The amendments will also add to PIPEDA data breach notification requirements. This is a change long sought by privacy advocates. Essentially, the law will require an organization that has experienced a data security breach to report the breach to the Privacy Commissioner “if it is reasonable in the circumstances to believe that the breach creates a real risk of significant harm to an individual.” (s. 10.1) Affected individuals must also be notified in the same circumstances. “Significant harm” is defined in the legislation as including “bodily harm, humiliation, damage to reputation or relationships, loss of employment, business or professional opportunities, financial loss, identity theft, negative effects on the credit record and damage to or loss of property.” A determination of whether there is a “real risk” of these types of harms can be determined by considering two factors spelled out in the legislation: the sensitivity of the information at issue, and the likelihood that it is being misused or may be misused in the future. Any other “prescribed factor” must also be taken into account, leaving room to include other considerations in the regulations that will be required to implement these provisions. The real impact of these data breach notification provisions will largely turn on how “real risk” and “significant harm” are interpreted and applied. It is important to note as well that these provisions are the one part of the new law that is not yet in force. The data breach notification provisions are peppered throughout with references to “prescribed” information or requirements. This means that to come into effect, regulations are required. It is not clear what the timeline is for any such regulations. Those who have been holding their breath waiting for data breach notification requirements may just have to give in and inhale now in order to avoid asphyxiation.

One amendment that I find particularly interesting is a brand new definition of consent. PIPEDA is a consent-based data protection regime. That is, it is premised on the idea that individuals make free and informed choices about who gets to use their personal information and for what purposes. Consent is, of course, becoming somewhat of a joke. There are too many privacy policies, they are too long and too convoluted for people either to have the time to read them all or be capable of understanding them. It doesn’t help that they are often framed in very open-ended terms which do not give a clear indication of how personal information will be used by the organization seeking consent. In this context, the new definition is particularly intriguing. Section 6.1 of the statute now reads:

6.1 For the purposes of clause 4.3 of Schedule 1, the consent of an individual is only valid if it is reasonable to expect that an individual to whom the organization’s activities are directed would understand the nature, purpose and consequences of the collection, use or disclosure of the personal information to which they are consenting.

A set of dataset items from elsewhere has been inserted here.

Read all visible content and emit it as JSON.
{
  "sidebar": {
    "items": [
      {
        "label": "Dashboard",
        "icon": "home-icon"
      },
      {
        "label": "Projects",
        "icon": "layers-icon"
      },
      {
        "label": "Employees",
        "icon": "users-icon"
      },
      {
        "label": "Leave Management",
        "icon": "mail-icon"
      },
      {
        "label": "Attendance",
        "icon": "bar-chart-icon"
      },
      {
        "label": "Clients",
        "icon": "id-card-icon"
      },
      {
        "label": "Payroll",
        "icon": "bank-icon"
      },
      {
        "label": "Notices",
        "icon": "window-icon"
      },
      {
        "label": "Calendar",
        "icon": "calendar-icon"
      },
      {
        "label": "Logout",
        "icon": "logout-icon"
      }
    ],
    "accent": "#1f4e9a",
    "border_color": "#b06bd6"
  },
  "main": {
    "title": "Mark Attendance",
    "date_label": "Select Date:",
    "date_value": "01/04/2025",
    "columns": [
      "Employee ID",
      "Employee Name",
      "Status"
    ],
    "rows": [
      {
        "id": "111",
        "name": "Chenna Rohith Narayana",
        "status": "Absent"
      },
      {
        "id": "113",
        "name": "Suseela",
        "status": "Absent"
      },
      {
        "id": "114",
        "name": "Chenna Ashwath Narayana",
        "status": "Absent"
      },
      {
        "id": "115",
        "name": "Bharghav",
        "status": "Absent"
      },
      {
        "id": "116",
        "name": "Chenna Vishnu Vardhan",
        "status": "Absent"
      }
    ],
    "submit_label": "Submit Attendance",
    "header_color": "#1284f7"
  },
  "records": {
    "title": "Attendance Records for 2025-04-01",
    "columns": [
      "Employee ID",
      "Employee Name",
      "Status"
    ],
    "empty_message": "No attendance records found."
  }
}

This is a rather astonishing threshold for consent – and one that is very consumer-friendly. It requires that the individual understand “the nature, purpose and consequences” of the use of their personal information to which they consent. In our networked, conglomerated and big-data dominated economy, I am not sure how anyone can fully understand the consequences of the collection, use or disclosure of much of their personal information. Given a fulsome interpretation this provision could prove a powerful tool for protecting consumer privacy. Organizations should take note. At the very least it places a much greater onus on them to formulate clear, accessible and precise privacy policies.